- Born: August 9, 1965
- Education: The University of Massachusetts Lowell (B.A.,1987) George Washington University (M.A.,1991)
- Employer(s): Georgetown University (adjunct Professor of counter-terrorism policy) Good Harbor consulting group (President)
- Known for: Counterterrorism

= Roger Cressey =

American cyber security and counter-terrorism expert (born 1965)

Roger W. Cressey (born August 9, 1965) is a cyber security and counter-terrorism expert and served in senior positions under presidents Bill Clinton and George W. Bush. He is a former member of the United States National Security Council staff and the founder and former president of the Good Harbor consulting group.

Cressey served as an adjunct professor of counter-terrorism policy at Georgetown University and is currently a Partner with Liberty Group Ventures, LLC.

==Education and early life==
Cressey received his Bachelor of Arts in Political Science from the University of Massachusetts Lowell in 1987 and a Master of Arts in Security Policy Studies from George Washington University in 1991.

He has taught a graduate course on U.S. counter-terrorism policy at Georgetown University, where he served as an adjunct professor from 2000-2006.

== Career ==
Cressey worked at the Department of Defense, including as deputy director for War Plans. From 1991 to 1995, he served in the Department of State, working on Middle East Security issues. He has also served overseas with the U.S. Embassy in Israel and with United Nations peacekeeping missions in Somalia and former Yugoslavia.

He was chief of staff to the President's Critical Infrastructure Protection Board at the White House from November 2001 to September 2002.

From November 1999 to November 2001, he was Director for Transnational Threats on the National Security Council (NSC) staff, where he was responsible for the coordination and implementation of US counter-terrorism policy. During this period, he managed the U.S. Government's response to the Millennium terror alert, the USS Cole attack, and the September 11 attacks. During his time at the NSC, Cressey called for steps to be taken against al-Qaeda and Bin Laden, which were largely ignored until 9/11.

In 2002, Cressey founded the corporate security and risk management company Good Harbor Consulting.

He has also served as a foreign policy advisor to President Barack Obama.

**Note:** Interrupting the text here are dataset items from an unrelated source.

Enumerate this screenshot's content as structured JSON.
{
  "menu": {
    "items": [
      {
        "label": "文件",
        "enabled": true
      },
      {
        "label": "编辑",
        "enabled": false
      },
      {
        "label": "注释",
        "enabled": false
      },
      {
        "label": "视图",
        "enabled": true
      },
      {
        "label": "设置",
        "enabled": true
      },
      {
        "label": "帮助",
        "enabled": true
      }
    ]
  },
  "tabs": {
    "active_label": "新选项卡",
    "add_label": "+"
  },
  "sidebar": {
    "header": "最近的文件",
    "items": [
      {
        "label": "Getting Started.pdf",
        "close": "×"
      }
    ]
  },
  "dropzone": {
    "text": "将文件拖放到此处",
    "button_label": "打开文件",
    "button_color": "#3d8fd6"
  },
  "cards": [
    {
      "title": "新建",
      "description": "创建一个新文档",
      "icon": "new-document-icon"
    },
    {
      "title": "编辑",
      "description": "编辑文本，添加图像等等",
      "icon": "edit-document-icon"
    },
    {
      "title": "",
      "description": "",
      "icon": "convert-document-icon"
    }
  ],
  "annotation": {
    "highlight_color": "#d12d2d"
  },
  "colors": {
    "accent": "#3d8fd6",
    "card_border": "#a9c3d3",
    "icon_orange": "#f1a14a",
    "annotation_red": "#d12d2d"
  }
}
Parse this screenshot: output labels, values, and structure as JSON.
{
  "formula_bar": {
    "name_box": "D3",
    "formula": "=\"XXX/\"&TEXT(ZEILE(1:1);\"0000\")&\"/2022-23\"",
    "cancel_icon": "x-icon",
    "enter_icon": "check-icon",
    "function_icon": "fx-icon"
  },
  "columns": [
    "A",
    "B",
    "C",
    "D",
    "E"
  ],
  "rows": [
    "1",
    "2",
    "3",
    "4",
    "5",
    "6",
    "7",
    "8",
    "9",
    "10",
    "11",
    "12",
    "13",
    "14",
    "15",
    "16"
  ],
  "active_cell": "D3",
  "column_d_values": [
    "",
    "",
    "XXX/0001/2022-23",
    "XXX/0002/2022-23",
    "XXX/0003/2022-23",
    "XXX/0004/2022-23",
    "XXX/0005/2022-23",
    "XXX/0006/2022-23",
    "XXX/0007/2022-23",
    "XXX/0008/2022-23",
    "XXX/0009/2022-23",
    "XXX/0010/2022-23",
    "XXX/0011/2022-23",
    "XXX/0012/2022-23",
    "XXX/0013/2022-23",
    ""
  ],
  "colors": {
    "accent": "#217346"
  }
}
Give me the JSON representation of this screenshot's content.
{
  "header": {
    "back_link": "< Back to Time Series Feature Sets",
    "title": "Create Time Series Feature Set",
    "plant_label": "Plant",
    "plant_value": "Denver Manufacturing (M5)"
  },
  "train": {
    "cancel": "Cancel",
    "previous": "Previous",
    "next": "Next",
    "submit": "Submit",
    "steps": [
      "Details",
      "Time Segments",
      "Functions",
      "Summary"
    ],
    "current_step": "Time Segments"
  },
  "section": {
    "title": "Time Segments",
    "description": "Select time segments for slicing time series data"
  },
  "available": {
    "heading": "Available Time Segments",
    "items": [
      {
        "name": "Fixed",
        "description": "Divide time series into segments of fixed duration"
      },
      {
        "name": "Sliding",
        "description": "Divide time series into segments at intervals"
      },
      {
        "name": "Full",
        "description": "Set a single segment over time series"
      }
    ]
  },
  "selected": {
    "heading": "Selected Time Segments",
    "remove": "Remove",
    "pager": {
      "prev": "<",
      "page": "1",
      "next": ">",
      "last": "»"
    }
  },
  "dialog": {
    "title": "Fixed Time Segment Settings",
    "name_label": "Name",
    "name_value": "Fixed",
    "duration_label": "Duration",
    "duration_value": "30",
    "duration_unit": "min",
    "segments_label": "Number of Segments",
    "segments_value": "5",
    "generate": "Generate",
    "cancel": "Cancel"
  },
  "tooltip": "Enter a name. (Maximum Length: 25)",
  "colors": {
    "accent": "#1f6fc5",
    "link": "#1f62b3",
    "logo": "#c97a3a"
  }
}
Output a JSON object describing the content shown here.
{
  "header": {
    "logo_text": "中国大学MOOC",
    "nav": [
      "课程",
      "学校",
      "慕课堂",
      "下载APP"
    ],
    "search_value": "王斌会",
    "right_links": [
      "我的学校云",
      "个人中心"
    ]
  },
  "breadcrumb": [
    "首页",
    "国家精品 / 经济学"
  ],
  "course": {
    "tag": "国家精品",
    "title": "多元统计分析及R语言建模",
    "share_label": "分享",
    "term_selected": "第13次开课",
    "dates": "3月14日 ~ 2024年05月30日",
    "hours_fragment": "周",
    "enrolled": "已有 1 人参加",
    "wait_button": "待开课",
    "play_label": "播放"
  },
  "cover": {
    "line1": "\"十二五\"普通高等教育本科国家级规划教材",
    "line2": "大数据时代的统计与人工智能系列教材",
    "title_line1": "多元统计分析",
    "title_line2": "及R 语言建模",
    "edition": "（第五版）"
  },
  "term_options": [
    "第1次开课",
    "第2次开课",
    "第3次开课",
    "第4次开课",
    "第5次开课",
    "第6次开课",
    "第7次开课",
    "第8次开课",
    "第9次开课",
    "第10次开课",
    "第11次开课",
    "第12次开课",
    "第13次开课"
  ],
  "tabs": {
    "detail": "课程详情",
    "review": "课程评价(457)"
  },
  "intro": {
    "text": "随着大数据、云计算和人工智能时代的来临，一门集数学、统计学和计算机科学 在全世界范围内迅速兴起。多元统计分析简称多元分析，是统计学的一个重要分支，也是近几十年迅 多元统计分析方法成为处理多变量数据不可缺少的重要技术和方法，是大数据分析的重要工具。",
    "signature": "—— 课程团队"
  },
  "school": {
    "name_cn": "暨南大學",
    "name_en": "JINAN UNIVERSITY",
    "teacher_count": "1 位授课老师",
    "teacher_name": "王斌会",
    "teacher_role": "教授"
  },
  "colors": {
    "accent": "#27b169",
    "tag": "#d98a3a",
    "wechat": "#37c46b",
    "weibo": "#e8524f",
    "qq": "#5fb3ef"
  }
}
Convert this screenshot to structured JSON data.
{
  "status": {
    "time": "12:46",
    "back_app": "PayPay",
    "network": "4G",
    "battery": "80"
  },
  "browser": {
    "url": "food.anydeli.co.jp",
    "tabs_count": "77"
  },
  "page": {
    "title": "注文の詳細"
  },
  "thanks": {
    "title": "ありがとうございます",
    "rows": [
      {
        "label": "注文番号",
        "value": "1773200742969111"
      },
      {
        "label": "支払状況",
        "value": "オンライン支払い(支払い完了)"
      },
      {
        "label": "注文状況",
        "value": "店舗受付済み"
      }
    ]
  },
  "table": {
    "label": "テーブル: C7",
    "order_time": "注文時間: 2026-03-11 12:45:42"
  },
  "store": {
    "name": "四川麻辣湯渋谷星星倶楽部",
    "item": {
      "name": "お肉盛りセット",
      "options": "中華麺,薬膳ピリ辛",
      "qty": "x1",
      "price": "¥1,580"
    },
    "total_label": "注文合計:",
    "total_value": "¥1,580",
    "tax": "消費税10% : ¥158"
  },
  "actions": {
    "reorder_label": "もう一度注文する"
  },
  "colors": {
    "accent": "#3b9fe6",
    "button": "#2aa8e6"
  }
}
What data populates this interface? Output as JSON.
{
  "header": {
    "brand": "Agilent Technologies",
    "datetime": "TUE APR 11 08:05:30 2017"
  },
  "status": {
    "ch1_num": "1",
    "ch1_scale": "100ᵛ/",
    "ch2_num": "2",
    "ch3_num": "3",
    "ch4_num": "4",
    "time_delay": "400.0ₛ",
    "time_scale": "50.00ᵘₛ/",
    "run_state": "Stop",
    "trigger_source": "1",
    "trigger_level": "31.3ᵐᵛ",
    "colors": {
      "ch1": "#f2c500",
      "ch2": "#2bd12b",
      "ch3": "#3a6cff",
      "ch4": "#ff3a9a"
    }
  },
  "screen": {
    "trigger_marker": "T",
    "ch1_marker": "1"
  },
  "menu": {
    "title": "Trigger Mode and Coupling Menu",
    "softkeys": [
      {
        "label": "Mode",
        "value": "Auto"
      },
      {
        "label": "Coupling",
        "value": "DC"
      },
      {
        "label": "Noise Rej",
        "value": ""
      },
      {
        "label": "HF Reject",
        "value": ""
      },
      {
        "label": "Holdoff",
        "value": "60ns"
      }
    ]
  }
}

For more than ten years Cressey was an on-air counter-terrorism analyst for NBC News, regularly appearing on NBC Nightly News, The Today Show, MSNBC and CNBC and other national and international print and non-print media outlets. He has also been speaking on his topics of expertise at different forums, conferences and panels.

Cressey served as senior vice president at Booz Allen Hamilton, a technology consulting firm, where he worked on cybersecurity projects in the Middle East.

He is currently a Partner with Mountain Wave Ventures.

== Awards ==
Cressey has been awarded the State Department's Meritorious and Superior Honor Awards, and the Secretary of Defense Exceptional Civilian Service Award.